Seventeen injuries and one death were reported at the time when Edwards initiated the Field Corrective Action in July 2019.
The Edwards Sapien 3 Ultra delivery system is a part of the Edwards Sapien 3 transcatheter heart valve system. It is used to deliver and deploy the Edwards Sapien 3 Ultra or the Edwards Sapien 3 transcatheter heart valve to replace a diseased aortic valve without open-heart surgery. The Sapien 3 is indicated for use in patients with severe, symptomatic, aortic valve stenosis, a narrowing of the heart’s aortic valve that restricts blood flow to aorta, the body’s main artery.
The recall affects all lot numbers manufactured between Jan. 23, 2018 and July 16, 2019; the devices would have been involved in procedures starting Jan. 3 of this year. A total of 1,585 devices in the U.S. are affected by the recall.
In the Urgent Field Safety Notice to customers, Edwards provided the following recommendations and instructions for physicians:
- When deploying the valve, inflate the balloon slowly and continuously throughout deployment. Hold for 3 seconds at full inflation. The delivery system requires a prescribed volume for THV deployment and proper function (11 mL, 17 mL, 23 mL, 33 mL).
- The following warning will also be added to the Edwards Sapien 3 Ultra Transcatheter Heart Valve System Instructions for Use (IFU): "Failure to use slow, controlled inflation and prescribed nominal inflation volumes may result in balloon rupture, difficulty retrieving the delivery system and may require subsequent conversion to surgical intervention."
If a balloon burst is suspected, do not attempt to pull back the delivery system into the sheath until you are prepared to conduct the following technique:
- Close stopcock to the delivery system and remove inflation device from stopcock.
- Continuously twist the handle in a clockwise direction (full 360° rotations) while gently pulling back the delivery system into the sheath tip. Verify delivery system tip has entered the sheath tip under fluoroscopy.

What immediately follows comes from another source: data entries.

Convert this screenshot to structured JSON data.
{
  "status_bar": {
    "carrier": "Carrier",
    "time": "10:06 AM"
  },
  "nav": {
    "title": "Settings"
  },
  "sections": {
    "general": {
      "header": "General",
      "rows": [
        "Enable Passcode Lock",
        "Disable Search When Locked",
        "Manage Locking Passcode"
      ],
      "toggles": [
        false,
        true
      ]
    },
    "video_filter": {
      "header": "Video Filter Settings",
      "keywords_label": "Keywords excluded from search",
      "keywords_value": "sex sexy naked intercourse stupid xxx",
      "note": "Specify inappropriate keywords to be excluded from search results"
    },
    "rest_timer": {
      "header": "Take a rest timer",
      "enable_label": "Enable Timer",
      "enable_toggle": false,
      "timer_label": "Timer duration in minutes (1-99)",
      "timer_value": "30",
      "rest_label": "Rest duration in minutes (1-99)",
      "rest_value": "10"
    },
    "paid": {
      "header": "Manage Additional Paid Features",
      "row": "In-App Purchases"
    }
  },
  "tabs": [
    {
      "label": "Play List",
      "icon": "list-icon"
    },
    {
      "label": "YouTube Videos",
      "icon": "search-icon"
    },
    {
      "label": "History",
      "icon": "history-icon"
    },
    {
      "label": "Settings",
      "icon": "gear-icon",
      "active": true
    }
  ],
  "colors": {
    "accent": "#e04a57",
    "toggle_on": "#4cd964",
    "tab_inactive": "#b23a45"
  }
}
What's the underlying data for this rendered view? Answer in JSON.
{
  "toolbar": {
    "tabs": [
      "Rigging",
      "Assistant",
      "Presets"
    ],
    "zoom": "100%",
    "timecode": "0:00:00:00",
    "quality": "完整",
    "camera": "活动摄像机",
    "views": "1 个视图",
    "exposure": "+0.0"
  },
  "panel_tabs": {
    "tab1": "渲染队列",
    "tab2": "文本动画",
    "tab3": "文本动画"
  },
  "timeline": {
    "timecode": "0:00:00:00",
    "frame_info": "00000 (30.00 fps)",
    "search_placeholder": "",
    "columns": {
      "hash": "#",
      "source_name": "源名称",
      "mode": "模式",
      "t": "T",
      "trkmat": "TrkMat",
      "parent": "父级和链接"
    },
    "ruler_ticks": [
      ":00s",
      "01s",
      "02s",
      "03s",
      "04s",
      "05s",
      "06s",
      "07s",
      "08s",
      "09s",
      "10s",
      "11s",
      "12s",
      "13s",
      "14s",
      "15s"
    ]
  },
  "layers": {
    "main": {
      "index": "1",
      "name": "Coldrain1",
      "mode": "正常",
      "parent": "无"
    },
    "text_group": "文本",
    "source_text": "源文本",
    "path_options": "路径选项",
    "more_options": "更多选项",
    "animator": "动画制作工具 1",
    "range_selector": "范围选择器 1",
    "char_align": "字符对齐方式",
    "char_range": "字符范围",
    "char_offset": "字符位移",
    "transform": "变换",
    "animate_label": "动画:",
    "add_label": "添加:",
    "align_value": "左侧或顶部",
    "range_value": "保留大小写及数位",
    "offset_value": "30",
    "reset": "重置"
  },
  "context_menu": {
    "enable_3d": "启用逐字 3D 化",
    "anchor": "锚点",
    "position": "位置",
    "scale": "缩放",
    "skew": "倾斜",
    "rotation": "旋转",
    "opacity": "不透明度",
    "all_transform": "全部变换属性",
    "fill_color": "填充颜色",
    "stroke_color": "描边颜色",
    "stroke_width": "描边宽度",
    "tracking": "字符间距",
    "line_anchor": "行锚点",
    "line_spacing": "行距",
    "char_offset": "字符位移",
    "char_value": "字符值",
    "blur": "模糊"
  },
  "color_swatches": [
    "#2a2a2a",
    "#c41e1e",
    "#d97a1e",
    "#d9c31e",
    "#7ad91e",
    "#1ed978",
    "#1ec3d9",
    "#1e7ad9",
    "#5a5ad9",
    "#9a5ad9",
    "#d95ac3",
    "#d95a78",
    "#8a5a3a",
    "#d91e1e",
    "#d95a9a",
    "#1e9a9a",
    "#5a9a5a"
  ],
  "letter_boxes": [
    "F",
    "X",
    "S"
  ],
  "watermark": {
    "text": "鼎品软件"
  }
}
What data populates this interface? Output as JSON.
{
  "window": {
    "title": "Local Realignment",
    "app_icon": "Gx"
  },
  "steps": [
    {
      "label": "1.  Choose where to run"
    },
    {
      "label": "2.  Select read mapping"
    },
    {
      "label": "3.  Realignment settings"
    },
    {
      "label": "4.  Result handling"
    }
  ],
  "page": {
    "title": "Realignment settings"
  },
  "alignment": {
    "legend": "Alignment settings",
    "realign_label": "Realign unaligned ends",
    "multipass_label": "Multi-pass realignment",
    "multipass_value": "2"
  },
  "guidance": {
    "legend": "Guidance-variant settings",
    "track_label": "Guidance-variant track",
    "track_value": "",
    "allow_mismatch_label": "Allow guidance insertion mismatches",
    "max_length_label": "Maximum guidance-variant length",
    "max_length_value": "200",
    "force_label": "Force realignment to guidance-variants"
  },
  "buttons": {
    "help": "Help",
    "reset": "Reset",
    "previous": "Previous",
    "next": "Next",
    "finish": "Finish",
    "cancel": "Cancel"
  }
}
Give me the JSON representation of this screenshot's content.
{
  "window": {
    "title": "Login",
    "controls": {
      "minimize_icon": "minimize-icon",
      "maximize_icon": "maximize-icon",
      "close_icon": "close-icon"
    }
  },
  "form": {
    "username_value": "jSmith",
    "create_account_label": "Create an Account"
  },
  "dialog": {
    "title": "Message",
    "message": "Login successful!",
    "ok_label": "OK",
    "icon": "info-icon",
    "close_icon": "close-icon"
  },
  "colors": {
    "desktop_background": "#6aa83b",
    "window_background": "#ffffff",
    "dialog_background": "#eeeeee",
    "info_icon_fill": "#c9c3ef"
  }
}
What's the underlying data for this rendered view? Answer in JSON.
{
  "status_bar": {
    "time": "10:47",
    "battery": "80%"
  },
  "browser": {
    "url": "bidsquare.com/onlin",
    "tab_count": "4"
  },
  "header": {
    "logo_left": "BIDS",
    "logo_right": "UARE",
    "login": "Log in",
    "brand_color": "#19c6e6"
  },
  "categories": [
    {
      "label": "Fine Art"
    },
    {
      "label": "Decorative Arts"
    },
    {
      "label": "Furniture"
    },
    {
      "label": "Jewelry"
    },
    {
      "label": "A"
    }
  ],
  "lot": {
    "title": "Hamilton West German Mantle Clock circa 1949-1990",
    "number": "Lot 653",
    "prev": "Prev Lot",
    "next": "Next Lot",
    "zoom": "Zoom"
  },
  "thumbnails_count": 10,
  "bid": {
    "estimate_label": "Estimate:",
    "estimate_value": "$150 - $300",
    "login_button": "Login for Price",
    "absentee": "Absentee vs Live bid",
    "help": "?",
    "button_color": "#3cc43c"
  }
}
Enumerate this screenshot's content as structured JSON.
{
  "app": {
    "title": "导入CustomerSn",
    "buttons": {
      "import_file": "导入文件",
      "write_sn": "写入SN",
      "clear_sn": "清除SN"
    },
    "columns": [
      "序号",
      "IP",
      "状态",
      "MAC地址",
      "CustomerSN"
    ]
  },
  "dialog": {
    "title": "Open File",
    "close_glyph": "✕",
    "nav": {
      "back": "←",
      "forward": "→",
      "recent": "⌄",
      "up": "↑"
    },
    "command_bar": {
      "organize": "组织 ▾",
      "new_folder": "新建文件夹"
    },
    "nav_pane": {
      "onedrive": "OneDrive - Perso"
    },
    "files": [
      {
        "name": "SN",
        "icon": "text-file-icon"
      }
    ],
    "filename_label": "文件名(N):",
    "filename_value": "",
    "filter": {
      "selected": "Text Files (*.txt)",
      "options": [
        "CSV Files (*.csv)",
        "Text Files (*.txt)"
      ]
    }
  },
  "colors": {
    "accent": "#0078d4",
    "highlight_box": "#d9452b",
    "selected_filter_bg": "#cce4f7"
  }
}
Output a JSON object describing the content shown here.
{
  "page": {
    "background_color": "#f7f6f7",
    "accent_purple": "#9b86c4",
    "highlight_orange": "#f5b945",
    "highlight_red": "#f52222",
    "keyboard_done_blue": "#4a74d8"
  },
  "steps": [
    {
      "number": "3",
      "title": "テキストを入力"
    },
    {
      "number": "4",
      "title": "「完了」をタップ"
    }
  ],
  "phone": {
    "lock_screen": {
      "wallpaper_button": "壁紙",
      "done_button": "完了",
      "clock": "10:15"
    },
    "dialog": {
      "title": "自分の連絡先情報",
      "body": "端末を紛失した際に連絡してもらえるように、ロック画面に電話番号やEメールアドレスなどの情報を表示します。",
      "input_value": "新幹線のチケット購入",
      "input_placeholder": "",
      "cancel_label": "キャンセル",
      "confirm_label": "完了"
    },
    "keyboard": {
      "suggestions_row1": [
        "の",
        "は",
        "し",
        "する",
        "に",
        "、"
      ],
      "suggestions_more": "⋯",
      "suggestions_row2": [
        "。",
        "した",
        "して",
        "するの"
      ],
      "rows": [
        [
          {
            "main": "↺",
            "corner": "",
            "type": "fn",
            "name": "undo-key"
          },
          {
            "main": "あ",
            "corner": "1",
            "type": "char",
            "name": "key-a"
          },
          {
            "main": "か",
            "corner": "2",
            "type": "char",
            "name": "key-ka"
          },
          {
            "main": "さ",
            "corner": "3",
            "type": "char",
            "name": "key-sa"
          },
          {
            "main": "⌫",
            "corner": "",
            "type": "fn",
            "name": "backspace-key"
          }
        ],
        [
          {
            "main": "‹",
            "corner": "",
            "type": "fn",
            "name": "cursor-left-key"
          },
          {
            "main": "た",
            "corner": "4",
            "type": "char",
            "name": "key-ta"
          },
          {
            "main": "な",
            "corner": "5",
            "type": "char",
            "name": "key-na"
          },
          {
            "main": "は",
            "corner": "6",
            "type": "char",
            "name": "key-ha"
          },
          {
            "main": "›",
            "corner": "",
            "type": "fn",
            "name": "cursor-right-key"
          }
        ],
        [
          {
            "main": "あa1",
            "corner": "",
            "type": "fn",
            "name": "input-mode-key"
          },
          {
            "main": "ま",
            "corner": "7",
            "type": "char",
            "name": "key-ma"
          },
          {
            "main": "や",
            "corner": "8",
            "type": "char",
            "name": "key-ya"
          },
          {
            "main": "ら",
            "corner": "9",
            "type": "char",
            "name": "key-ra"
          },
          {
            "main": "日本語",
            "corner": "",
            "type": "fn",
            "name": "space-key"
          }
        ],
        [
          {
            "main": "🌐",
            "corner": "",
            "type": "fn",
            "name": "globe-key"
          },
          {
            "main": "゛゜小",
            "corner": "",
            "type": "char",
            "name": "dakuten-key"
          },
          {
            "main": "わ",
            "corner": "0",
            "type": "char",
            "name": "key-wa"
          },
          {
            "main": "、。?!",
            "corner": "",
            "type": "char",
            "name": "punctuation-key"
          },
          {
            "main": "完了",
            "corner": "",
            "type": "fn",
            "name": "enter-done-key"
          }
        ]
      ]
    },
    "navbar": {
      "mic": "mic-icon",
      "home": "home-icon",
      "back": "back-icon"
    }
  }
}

- Do not force if resistance is met near or at the sheath tip. Forcing retrieval when meeting resistance could result in additional balloon material tearing or tip dislodgement. Consider utilizing other interventional techniques for retrieval (e.g., a snare).
- If successful in pulling the entire balloon into the tip of the sheath, withdraw the delivery system and sheath as a single unit completely from the arteriotomy while maintaining guidewire position. Do not attempt to pull the delivery system through the remaining length of the sheath.
- If resistance is still encountered, convert to surgery for device removal. Based on medical assessment of the size, tortuosity and extent of calcification of the peripheral vessels, evaluate the risks and tradeoffs of carefully withdrawing the system into a more peripheral anatomy in order to allow a more localized procedure. Consider use of an occlusion balloon to mitigate bleeding risks.
Edwards also asked physicians to review the acknowledgment form, sign and date it, and return it to their Edwards representative or fax/email it as instructed on the form attached.
Healthcare professionals and consumers may report adverse reactions or quality problems they experience using these devices to MedWatch: The FDA Safety Information and Adverse Event Reporting Program either online, by regular mail or by Fax to 1-800-FDA-0178.